Total subway delays have shown a general decline over the study period, dropping from a peak of 498,487 delays in 2022 to 449,652 in 2023, rising slightly to 488,407 in 2024, then falling again to 430,338 in 2025. The linear regression supports a modest downward trend overall, though the p-value of 0.121 indicates this trend is not statistically significant, meaning we cannot confidently conclude delays are improving system-wide.
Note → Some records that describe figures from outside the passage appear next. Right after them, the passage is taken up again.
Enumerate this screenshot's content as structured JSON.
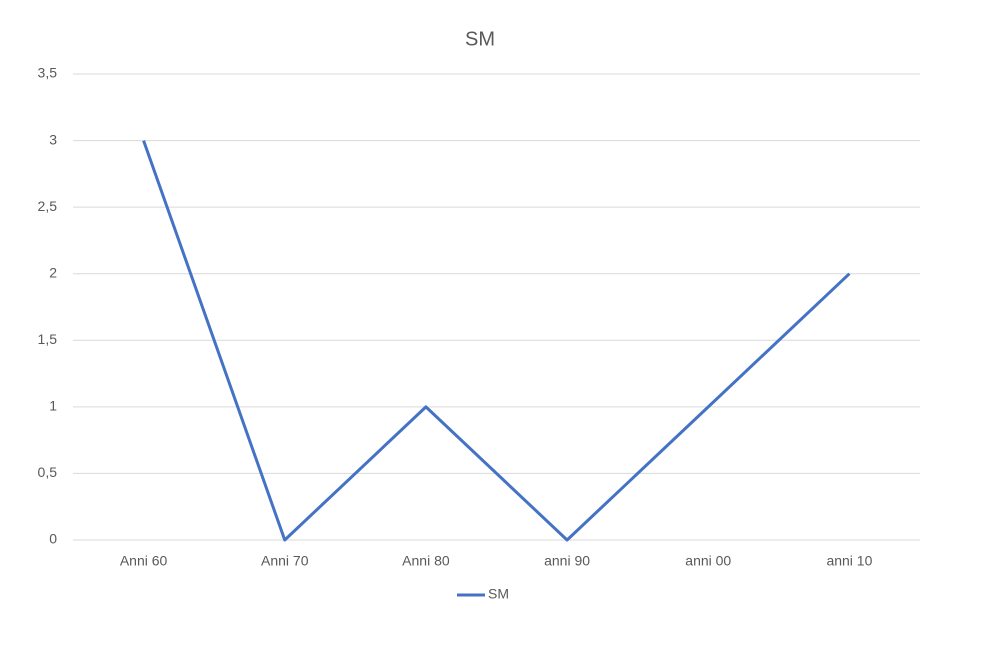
{
  "chart_data": {
    "type": "line",
    "title": "SM",
    "categories": [
      "Anni 60",
      "Anni 70",
      "Anni 80",
      "anni 90",
      "anni 00",
      "anni 10"
    ],
    "series": [
      {
        "name": "SM",
        "color": "#4472c4",
        "values": [
          3,
          0,
          1,
          0,
          1,
          2
        ]
      }
    ],
    "ylim": [
      0,
      3.5
    ],
    "yticks": [
      0,
      {
        "value": 0.5,
        "label": "0,5"
      },
      1,
      {
        "value": 1.5,
        "label": "1,5"
      },
      2,
      {
        "value": 2.5,
        "label": "2,5"
      },
      3,
      {
        "value": 3.5,
        "label": "3,5"
      }
    ],
    "grid": true,
    "legend": "bottom"
  }
}
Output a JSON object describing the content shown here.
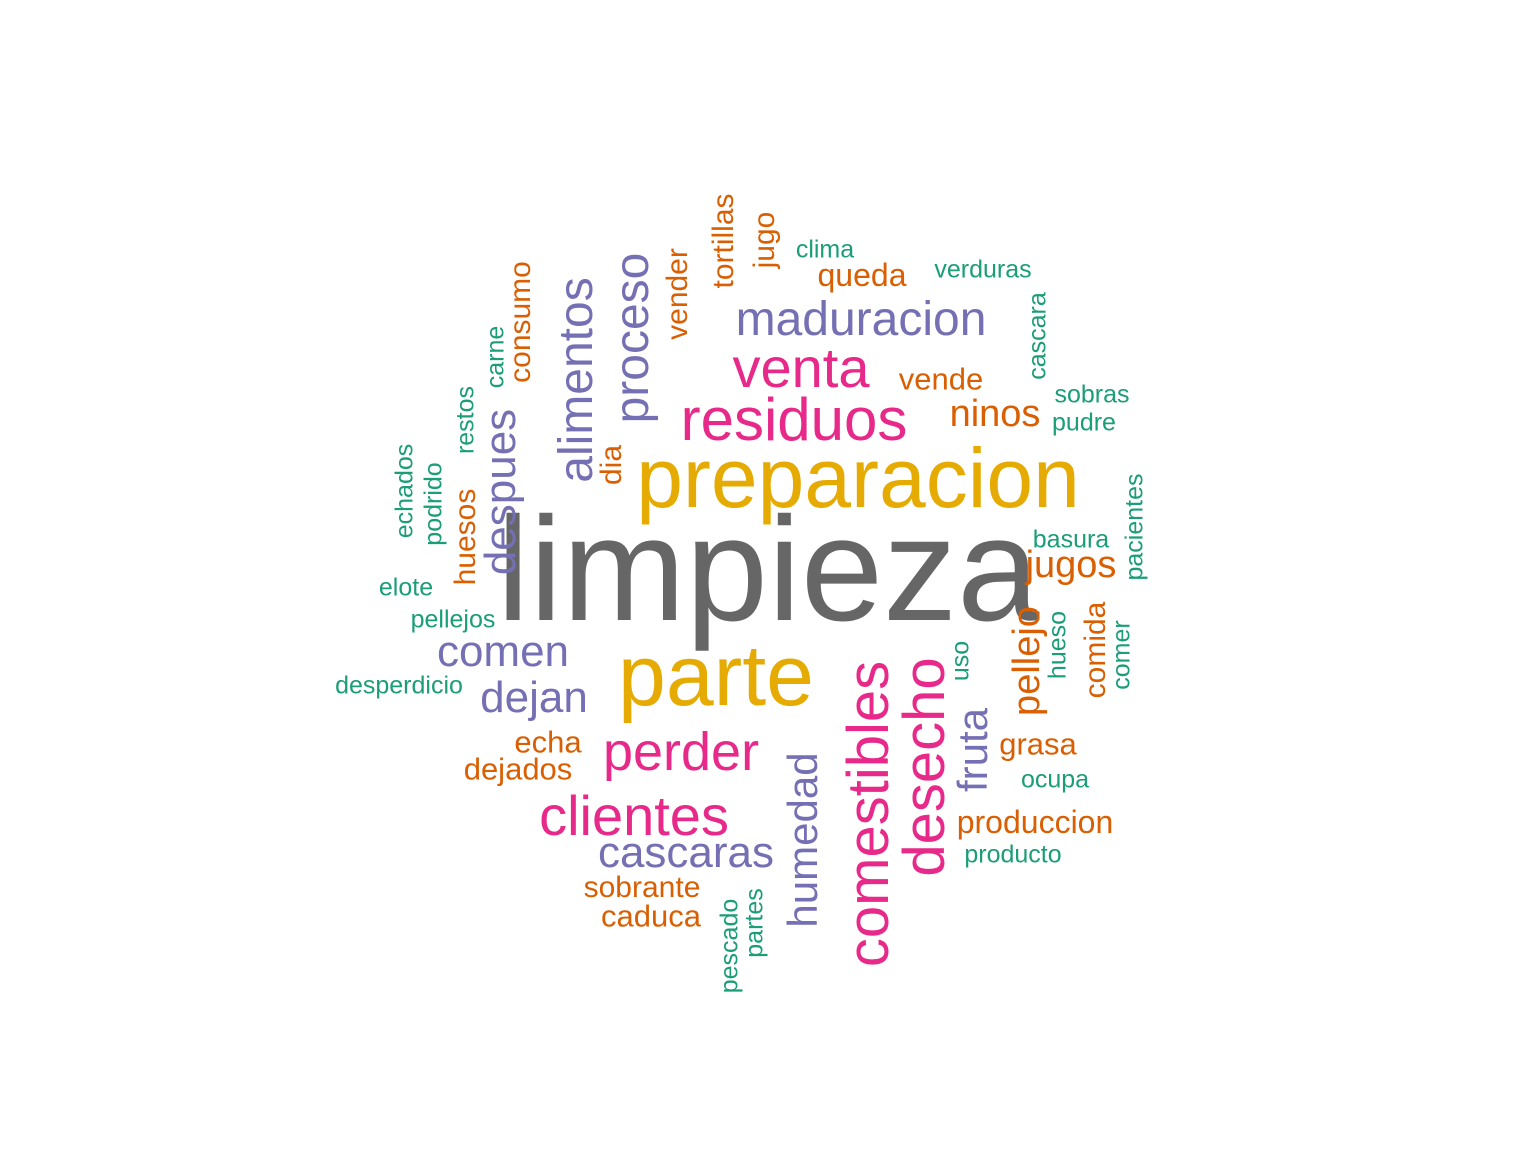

Infrastructure & Equipment was by far the largest driver of delays across all years, accounting for 586,224 total delays — nearly 135,000 more than the next highest category, Police & Medical at 433,112. Planned ROW Work (413,873), Operating Conditions (271,913), and Crew Availability (222,752) followed, while External Factors were the least common at 51,327. The Kruskal-Wallis test confirmed these differences are statistically significant (chi-squared = 2254.3, p < 2.2e-16), meaning delay counts differ meaningfully across reporting categories and are not due to chance. The grouped bar chart shows Infrastructure & Equipment consistently dominated delays in every year from 2022 to 2026.

Correlation Matrix: The correlation heatmap showed that reporting category had a modest positive correlation with delays (0.19), while subway line had a slight negative correlation (-0.14). Year and delays were nearly uncorrelated (-0.03), consistent with the regression finding that the year over year trend is weak. Overall the correlations are low, suggesting that no single variable fully explains delay volume and that delays are driven by a complex combination of factors.